Residential solar prices drop as size of installations grow and more batteries are added

Residential solar prices drop as size of installations grow and more batteries are added

Energize Weekly, September 4, 2024

The size of residential solar systems has been rising as solar module efficiency increases and solar panel costs decline, according to the Lawrence Berkeley National Laboratory’s annual Tracking the Sun report.

Generating capacity for individual residential solar arrays has steadily grown over the past two decades, reaching a median of 7.4 kilowatts in 2023, the report said.

System size has “grown in lock-step” with the growing generating efficiency of photovoltaic (PV) solar modules. The efficiency of residential solar arrays since 2010 has increased 47 percent, while module efficiency is up 43 percent.

Among residential systems, median module efficiencies rose to 20.8 percent in 2023 from 12.7 percent in 2002, the earliest year with detailed data.

Another measure of the increased power of the residential installations is that their size has remained relatively constant. The percentage of a home roof needed to accommodate a solar array between 2010 and 2023 rose only slightly to an average of about 26 percent, even as generating capacity grew.

“Higher module efficiencies allow for more PV capacity, as residential systems are often space-constrained due to shading, obstructions, and mixed roof orientations,” the report said.

The median installed price for residential systems in 2023 fell year-over-year by roughly 1 cent to $4.20 a watt in inflation-adjusted terms. That is the same rate of decline seen over the last decade. In 2000, the price was $15 a watt.

Most residential solar arrays are installed on detached single-family homes. Non-residential systems, by comparison, were located on a wide array of properties.

In 2023, half of the non-residential systems were installed on commercial properties – including stores, offices, warehouses and industrial facilities – and a third on agricultural properties. Another 15 percent were located on public buildings ranging from schools to government offices to churches.

The size of these non-residential systems is more varied than for home arrays with a median size of 26 kW in 2023. Schools and government properties tend to have the largest systems.

Combining batteries with solar installations is growing, the report said. In 2023, 12 percent of all new residential PV installations and 8 percent of all non-residential installations included battery storage.

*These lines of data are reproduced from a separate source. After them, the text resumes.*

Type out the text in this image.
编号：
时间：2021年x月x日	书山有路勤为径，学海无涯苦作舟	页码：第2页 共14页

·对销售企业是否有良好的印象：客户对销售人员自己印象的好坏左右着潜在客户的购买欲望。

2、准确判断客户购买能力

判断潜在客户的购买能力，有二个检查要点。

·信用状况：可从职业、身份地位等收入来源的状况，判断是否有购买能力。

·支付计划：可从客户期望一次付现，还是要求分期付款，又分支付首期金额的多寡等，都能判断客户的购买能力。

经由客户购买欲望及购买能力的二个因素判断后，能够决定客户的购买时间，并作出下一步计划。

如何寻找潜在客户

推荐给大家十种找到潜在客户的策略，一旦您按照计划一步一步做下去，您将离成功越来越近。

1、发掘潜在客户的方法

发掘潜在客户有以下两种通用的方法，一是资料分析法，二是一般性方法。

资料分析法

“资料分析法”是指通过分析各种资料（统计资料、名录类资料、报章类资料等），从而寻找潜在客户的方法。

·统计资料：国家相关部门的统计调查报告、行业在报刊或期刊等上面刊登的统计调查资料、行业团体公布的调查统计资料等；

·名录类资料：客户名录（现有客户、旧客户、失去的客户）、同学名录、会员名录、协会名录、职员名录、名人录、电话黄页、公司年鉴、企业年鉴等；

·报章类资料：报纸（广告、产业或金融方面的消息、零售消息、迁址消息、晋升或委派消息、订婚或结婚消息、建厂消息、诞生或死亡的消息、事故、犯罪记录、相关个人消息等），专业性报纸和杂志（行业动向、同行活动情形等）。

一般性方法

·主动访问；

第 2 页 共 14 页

In Hawaii, 95 percent of new residential systems included a battery. and 88 percent of non-residential systems had batteries in 2023. In California, 14 percent of 2023 PV projects included storage.

Most of the California systems were installed under the state’s legacy net metering rates, which paid more generously for electricity put on the grid by residential systems. The new net billing tariff incentivizes home storage, and by the end of the year, 60 percent of projects included batteries.

Rates for solar plus battery systems in most other states ranged from 4 percent to 10 percent in 2023.

“The residential market had been trending toward systems with larger amounts of storage capacity, potentially driven by backup power demand, but reversed course the past several years as the market became more geographically diversified,” the report said.

“In 2023, 70 percent of all new paired PV and storage systems included just a single battery with 10-13.5 kWh of energy storage capacity and a 5-kW rated power output.”